Il m’a fallu 300 pages et une année d’écriture pour arriver à la conclusion de savoir si je suis pervers ou pas. Si j’avais pu faire la version courte, le jeu n’aurait pas valu la chandelle.

Stéphane Clerget prétend qu’on ne naît pas homosexuel mais qu’on le devient. Or, tout petit, vous saviez déjà que vous étiez homosexuel sans toutefois connaître ce mot. Que pensez-vous de l’affirmation de ce psychiatre ?

Est-ce que l’on devient hétérosexuel ? Devenir dans la bouche de certains « devient » vite synonyme de choisir – et c’est une ânerie de dire que l’on choisit sa sexualité. Comme si un enfant de 4 ans s’avisait à prendre le temps (une matinée ? une journée ?) à déterminer la sexualité qu’il veut avoir pour le restant de ses jours. C’est une sottise, et le mot « devenir » lorsqu’il est appliqué à la seule homosexualité me gêne énormément.

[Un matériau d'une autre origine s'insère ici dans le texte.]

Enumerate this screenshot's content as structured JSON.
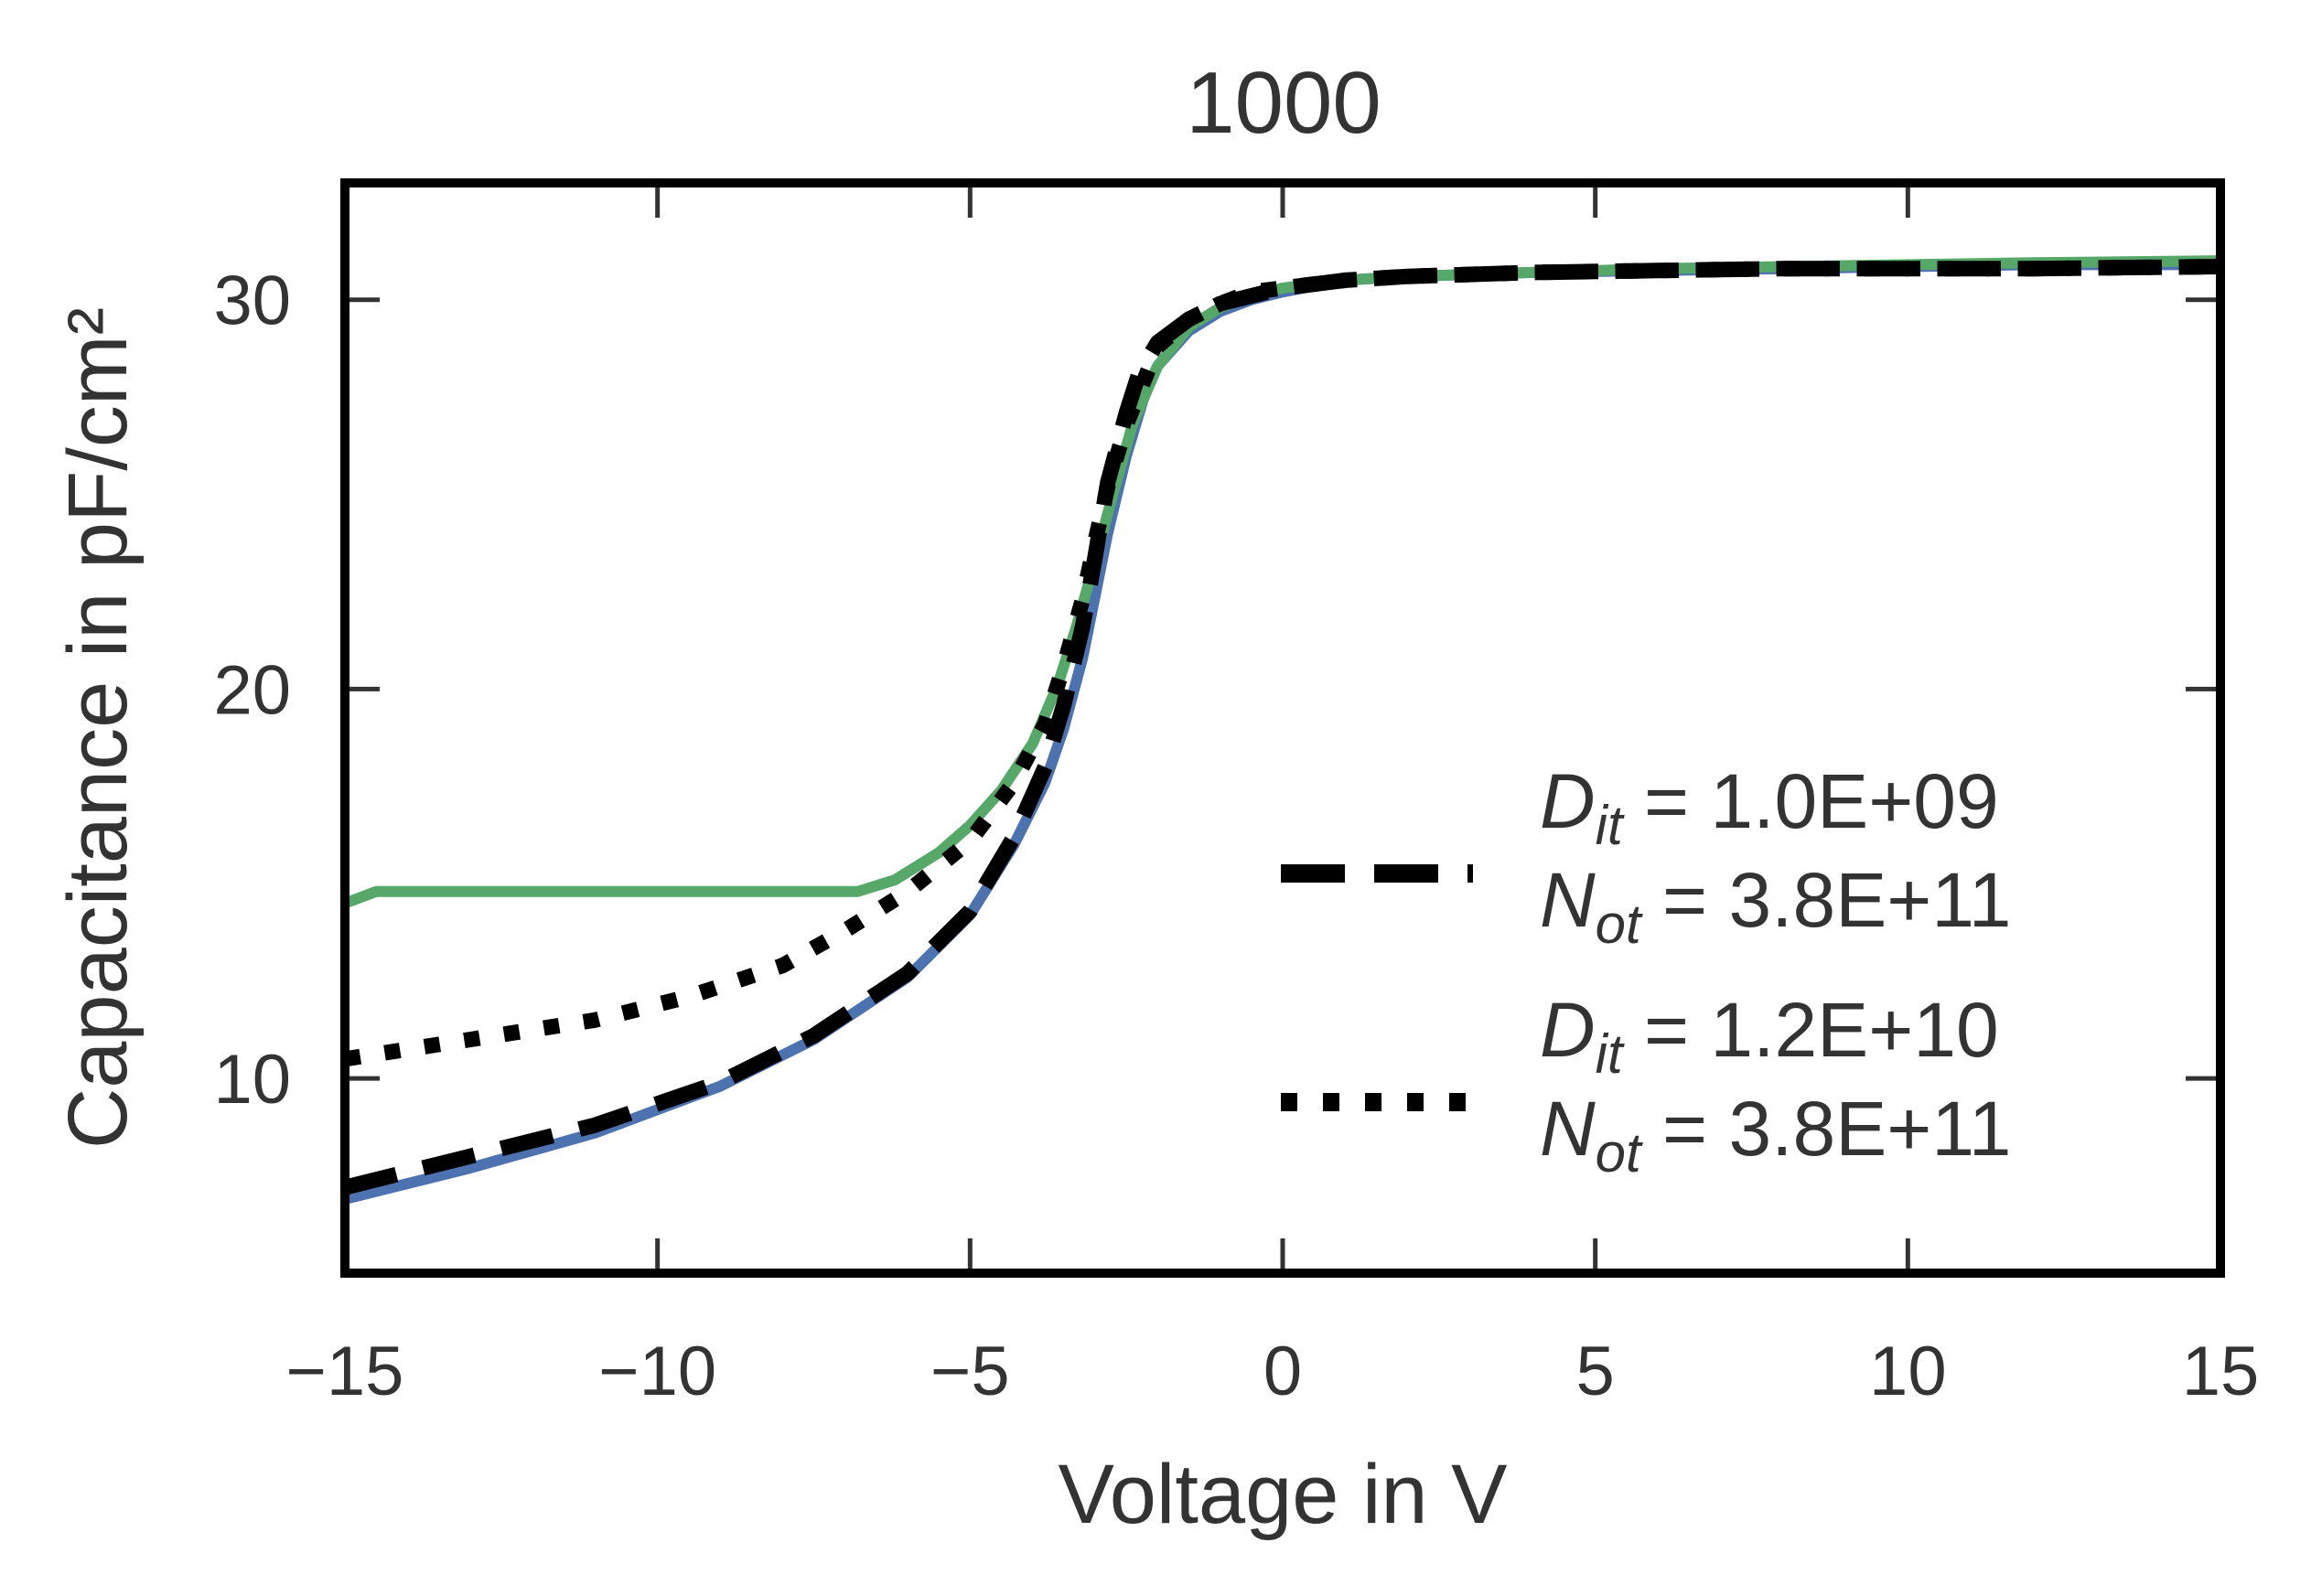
{
  "chart_data": {
    "type": "line",
    "title": "1000",
    "xlabel": "Voltage in V",
    "ylabel": "Capacitance in pF/cm²",
    "xlim": [
      -15,
      15
    ],
    "ylim": [
      5,
      33
    ],
    "xticks": [
      -15,
      -10,
      -5,
      0,
      5,
      10,
      15
    ],
    "xtick_labels": [
      "−15",
      "−10",
      "−5",
      "0",
      "5",
      "10",
      "15"
    ],
    "yticks": [
      10,
      20,
      30
    ],
    "ytick_labels": [
      "10",
      "20",
      "30"
    ],
    "grid": false,
    "legend_position": "lower-right",
    "legend": [
      {
        "style": "dashed",
        "line1": {
          "symbol": "D",
          "subscript": "it",
          "text": " = 1.0E+09"
        },
        "line2": {
          "symbol": "N",
          "subscript": "ot",
          "text": " = 3.8E+11"
        }
      },
      {
        "style": "dotted",
        "line1": {
          "symbol": "D",
          "subscript": "it",
          "text": " = 1.2E+10"
        },
        "line2": {
          "symbol": "N",
          "subscript": "ot",
          "text": " = 3.8E+11"
        }
      }
    ],
    "series": [
      {
        "style": "solid",
        "color": "#4c72b0",
        "x": [
          -15,
          -13,
          -11,
          -9,
          -7.5,
          -6,
          -5,
          -4.3,
          -3.8,
          -3.5,
          -3.2,
          -3.0,
          -2.8,
          -2.5,
          -2.2,
          -2.0,
          -1.5,
          -1.0,
          -0.5,
          0,
          1,
          2,
          4,
          6,
          8,
          10,
          12,
          15
        ],
        "y": [
          6.9,
          7.7,
          8.6,
          9.8,
          11.0,
          12.6,
          14.2,
          16.0,
          17.6,
          19.0,
          20.8,
          22.4,
          24.0,
          26.0,
          27.6,
          28.3,
          29.2,
          29.7,
          30.0,
          30.2,
          30.5,
          30.6,
          30.7,
          30.75,
          30.8,
          30.85,
          30.9,
          30.9
        ]
      },
      {
        "style": "solid",
        "color": "#55a868",
        "x": [
          -15,
          -14.5,
          -13,
          -11,
          -9,
          -7.5,
          -6.8,
          -6.2,
          -5.5,
          -5.0,
          -4.5,
          -4.0,
          -3.6,
          -3.3,
          -3.0,
          -2.7,
          -2.4,
          -2.0,
          -1.5,
          -1.0,
          -0.5,
          0,
          1,
          2,
          4,
          6,
          8,
          10,
          12,
          15
        ],
        "y": [
          14.5,
          14.8,
          14.8,
          14.8,
          14.8,
          14.8,
          14.8,
          15.1,
          15.8,
          16.5,
          17.4,
          18.6,
          20.1,
          21.6,
          23.3,
          25.1,
          26.8,
          28.3,
          29.3,
          29.8,
          30.1,
          30.3,
          30.5,
          30.6,
          30.7,
          30.8,
          30.85,
          30.9,
          30.95,
          31.0
        ]
      },
      {
        "style": "dashed",
        "color": "#000000",
        "x": [
          -15,
          -13,
          -11,
          -9,
          -7.5,
          -6,
          -5,
          -4.3,
          -3.8,
          -3.5,
          -3.2,
          -3.0,
          -2.8,
          -2.5,
          -2.3,
          -2.0,
          -1.5,
          -1.0,
          -0.5,
          0,
          1,
          2,
          4,
          6,
          8,
          10,
          12,
          15
        ],
        "y": [
          7.2,
          8.0,
          8.8,
          9.9,
          11.1,
          12.7,
          14.3,
          16.2,
          18.0,
          19.6,
          21.6,
          23.4,
          25.3,
          27.1,
          28.1,
          28.9,
          29.5,
          29.9,
          30.1,
          30.3,
          30.5,
          30.6,
          30.7,
          30.75,
          30.8,
          30.8,
          30.8,
          30.85
        ]
      },
      {
        "style": "dotted",
        "color": "#000000",
        "x": [
          -15,
          -13,
          -11,
          -9.5,
          -8,
          -7,
          -6,
          -5,
          -4.3,
          -3.8,
          -3.5,
          -3.2,
          -3.0,
          -2.8,
          -2.5,
          -2.2,
          -2.0,
          -1.5,
          -1.0,
          -0.5,
          0,
          1,
          2,
          4,
          6,
          8,
          10,
          12,
          15
        ],
        "y": [
          10.5,
          11.0,
          11.5,
          12.1,
          12.9,
          13.8,
          14.8,
          16.1,
          17.6,
          19.1,
          20.6,
          22.3,
          23.8,
          25.2,
          26.8,
          28.0,
          28.8,
          29.5,
          29.9,
          30.2,
          30.3,
          30.5,
          30.6,
          30.7,
          30.75,
          30.8,
          30.8,
          30.8,
          30.85
        ]
      }
    ]
  }
}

Personne n’a jamais suggéré que l’on « devient » hétéro ! Pourquoi cela tombe sur nous ?

Hétérosexuels, homosexuels, bisexuels. Sur le Net, de plus en plus de personnes annoncent leur orientation sexuelle. Croyez-vous qu’un jour, elle figurera sur nos cartes de visites ?

Il vaut mieux lorsqu’on est sur des sites de rencontres annoncer la couleur, non ? Sinon je rêve de la journée où il sera aussi naturel d’être homo qu’hétéro – ce jour-là on n’aura pas besoin d’annoncer la couleur.

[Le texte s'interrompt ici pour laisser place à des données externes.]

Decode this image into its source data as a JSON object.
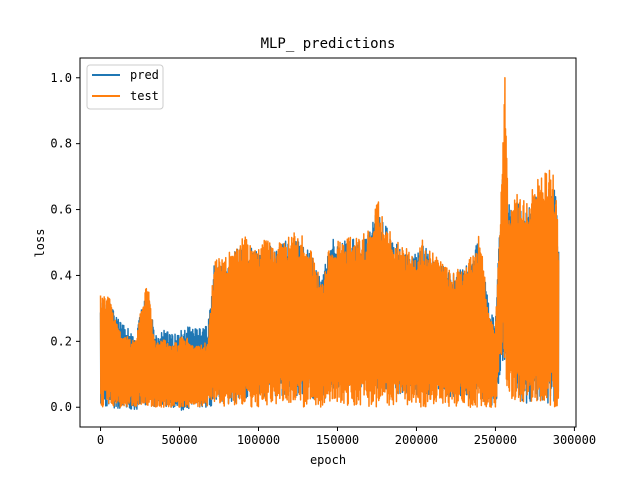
{
  "chart_data": {
    "type": "line",
    "title": "MLP_ predictions",
    "xlabel": "epoch",
    "ylabel": "loss",
    "xlim": [
      -13000,
      301000
    ],
    "ylim": [
      -0.06,
      1.06
    ],
    "x_ticks": [
      0,
      50000,
      100000,
      150000,
      200000,
      250000,
      300000
    ],
    "x_tick_labels": [
      "0",
      "50000",
      "100000",
      "150000",
      "200000",
      "250000",
      "300000"
    ],
    "y_ticks": [
      0.0,
      0.2,
      0.4,
      0.6,
      0.8,
      1.0
    ],
    "y_tick_labels": [
      "0.0",
      "0.2",
      "0.4",
      "0.6",
      "0.8",
      "1.0"
    ],
    "legend_position": "top-left",
    "x_max": 290000,
    "series": [
      {
        "name": "pred",
        "color": "#1f77b4",
        "envelope": [
          [
            0,
            0.0,
            0.33
          ],
          [
            5000,
            0.0,
            0.33
          ],
          [
            12000,
            -0.01,
            0.26
          ],
          [
            18000,
            0.0,
            0.24
          ],
          [
            22000,
            -0.02,
            0.22
          ],
          [
            26000,
            0.0,
            0.3
          ],
          [
            30000,
            0.0,
            0.38
          ],
          [
            34000,
            0.0,
            0.22
          ],
          [
            40000,
            0.0,
            0.24
          ],
          [
            46000,
            0.0,
            0.22
          ],
          [
            52000,
            -0.01,
            0.25
          ],
          [
            58000,
            0.0,
            0.24
          ],
          [
            64000,
            0.0,
            0.24
          ],
          [
            68000,
            0.0,
            0.25
          ],
          [
            72000,
            0.0,
            0.44
          ],
          [
            80000,
            0.0,
            0.44
          ],
          [
            86000,
            0.0,
            0.48
          ],
          [
            92000,
            0.02,
            0.5
          ],
          [
            98000,
            0.02,
            0.47
          ],
          [
            104000,
            0.03,
            0.5
          ],
          [
            110000,
            0.03,
            0.48
          ],
          [
            116000,
            0.03,
            0.5
          ],
          [
            122000,
            0.04,
            0.52
          ],
          [
            128000,
            0.03,
            0.5
          ],
          [
            134000,
            0.03,
            0.46
          ],
          [
            140000,
            0.0,
            0.38
          ],
          [
            146000,
            0.05,
            0.52
          ],
          [
            152000,
            0.05,
            0.5
          ],
          [
            158000,
            0.06,
            0.52
          ],
          [
            164000,
            0.05,
            0.5
          ],
          [
            170000,
            0.06,
            0.54
          ],
          [
            176000,
            0.05,
            0.61
          ],
          [
            180000,
            0.05,
            0.56
          ],
          [
            186000,
            0.04,
            0.5
          ],
          [
            192000,
            0.04,
            0.48
          ],
          [
            198000,
            0.03,
            0.46
          ],
          [
            204000,
            0.04,
            0.5
          ],
          [
            210000,
            0.03,
            0.46
          ],
          [
            216000,
            0.03,
            0.44
          ],
          [
            222000,
            0.03,
            0.4
          ],
          [
            228000,
            0.02,
            0.42
          ],
          [
            234000,
            0.02,
            0.44
          ],
          [
            240000,
            0.02,
            0.52
          ],
          [
            246000,
            0.01,
            0.3
          ],
          [
            250000,
            0.0,
            0.26
          ],
          [
            254000,
            0.14,
            0.7
          ],
          [
            258000,
            0.14,
            0.62
          ],
          [
            264000,
            0.01,
            0.62
          ],
          [
            270000,
            0.01,
            0.6
          ],
          [
            276000,
            0.01,
            0.64
          ],
          [
            282000,
            0.01,
            0.66
          ],
          [
            288000,
            0.02,
            0.68
          ],
          [
            290000,
            0.02,
            0.48
          ]
        ]
      },
      {
        "name": "test",
        "color": "#ff7f0e",
        "envelope": [
          [
            0,
            0.0,
            0.34
          ],
          [
            5000,
            0.0,
            0.34
          ],
          [
            12000,
            0.0,
            0.24
          ],
          [
            18000,
            0.0,
            0.22
          ],
          [
            22000,
            0.0,
            0.2
          ],
          [
            26000,
            0.0,
            0.31
          ],
          [
            30000,
            0.0,
            0.39
          ],
          [
            34000,
            0.0,
            0.2
          ],
          [
            40000,
            0.0,
            0.21
          ],
          [
            46000,
            0.0,
            0.19
          ],
          [
            52000,
            0.0,
            0.22
          ],
          [
            58000,
            0.0,
            0.2
          ],
          [
            64000,
            0.0,
            0.19
          ],
          [
            68000,
            0.0,
            0.2
          ],
          [
            72000,
            0.0,
            0.45
          ],
          [
            80000,
            0.0,
            0.46
          ],
          [
            86000,
            0.0,
            0.5
          ],
          [
            92000,
            0.0,
            0.52
          ],
          [
            98000,
            0.0,
            0.48
          ],
          [
            104000,
            0.0,
            0.52
          ],
          [
            110000,
            0.0,
            0.49
          ],
          [
            116000,
            0.0,
            0.51
          ],
          [
            122000,
            0.0,
            0.53
          ],
          [
            128000,
            0.0,
            0.52
          ],
          [
            134000,
            0.0,
            0.47
          ],
          [
            140000,
            0.0,
            0.38
          ],
          [
            146000,
            0.0,
            0.53
          ],
          [
            152000,
            0.0,
            0.51
          ],
          [
            158000,
            0.0,
            0.53
          ],
          [
            164000,
            0.0,
            0.51
          ],
          [
            170000,
            0.0,
            0.55
          ],
          [
            176000,
            0.0,
            0.63
          ],
          [
            180000,
            0.0,
            0.57
          ],
          [
            186000,
            0.0,
            0.51
          ],
          [
            192000,
            0.0,
            0.49
          ],
          [
            198000,
            0.0,
            0.47
          ],
          [
            204000,
            0.0,
            0.51
          ],
          [
            210000,
            0.0,
            0.47
          ],
          [
            216000,
            0.0,
            0.45
          ],
          [
            222000,
            0.0,
            0.41
          ],
          [
            228000,
            0.0,
            0.43
          ],
          [
            234000,
            0.0,
            0.45
          ],
          [
            240000,
            0.0,
            0.53
          ],
          [
            246000,
            0.0,
            0.28
          ],
          [
            250000,
            0.0,
            0.24
          ],
          [
            254000,
            0.16,
            0.71
          ],
          [
            256000,
            0.14,
            1.0
          ],
          [
            258000,
            0.02,
            0.6
          ],
          [
            264000,
            0.0,
            0.65
          ],
          [
            270000,
            0.0,
            0.62
          ],
          [
            276000,
            0.0,
            0.7
          ],
          [
            282000,
            0.0,
            0.73
          ],
          [
            288000,
            0.0,
            0.7
          ],
          [
            290000,
            0.0,
            0.49
          ]
        ]
      }
    ]
  }
}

Le fait d’avoir dit clairement que vous étiez homosexuel a-t-il changé quelque chose dans votre parcours professionnel ?

A croire que oui, car je n’en ai plus à la télé. On m’a dit clairement en 1990 que c’était « une erreur stratégique » pour ma carrière. Erreur que j’assume pleinement car je n’aurais pas pu faire autrement.

A une époque, le sexe était quelque chose de privé. Or, actuellement il est partout, des sex toys sont même vendus avec des livres. Est-ce que cela vous choque ?

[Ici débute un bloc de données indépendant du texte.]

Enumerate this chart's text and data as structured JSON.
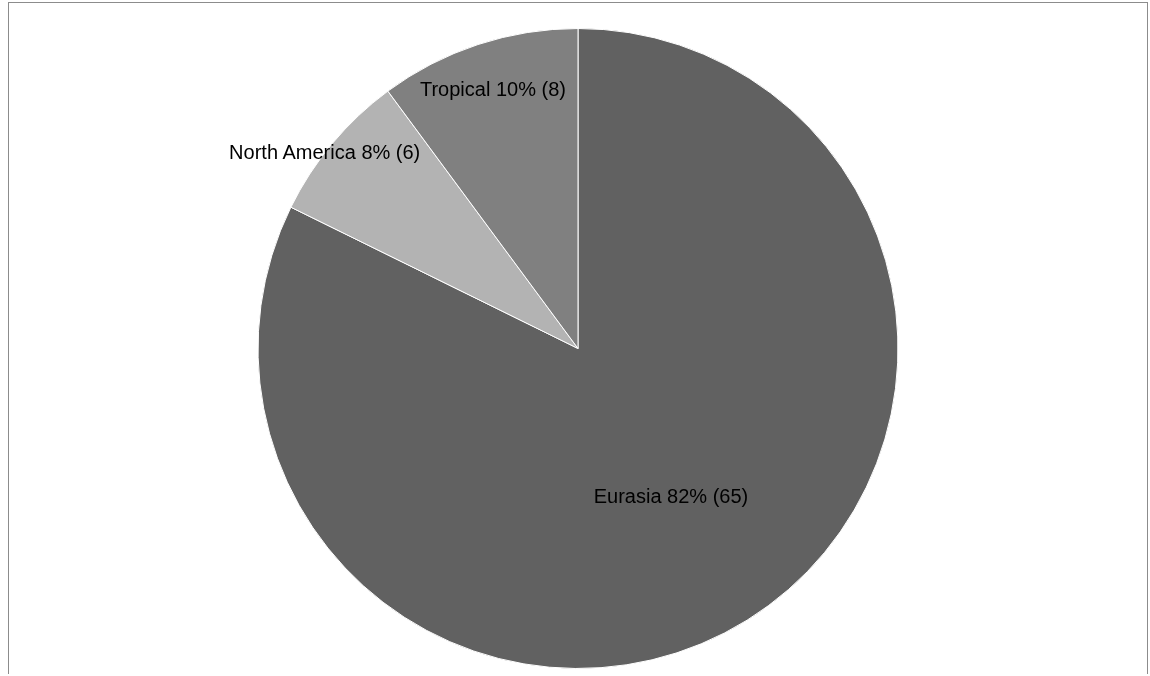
{
  "chart_data": {
    "type": "pie",
    "categories": [
      "Eurasia",
      "North America",
      "Tropical"
    ],
    "values": [
      65,
      6,
      8
    ],
    "colors": [
      "#616161",
      "#b3b3b3",
      "#808080"
    ],
    "value_labels": [
      "82% (65)",
      "8% (6)",
      "10% (8)"
    ]
  }
}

Je suis pas du tout sex toys mais cela ne me choque pas. Leur banalisation les rendra sans doute caducs, puis on en trouvera d’autres.

Mark Simpson qui est à l’origine du terme metrosexuel en donnait cette définition : “The metrosexual, is an urban male of any sexual orientation who has a strong aesthetic sense and spends a great deal of time and money on his appearance and lifestyle.” Vous êtes bel homme et très séduisant. Si je vous qualifie de metrosexuel, cela vous peine ?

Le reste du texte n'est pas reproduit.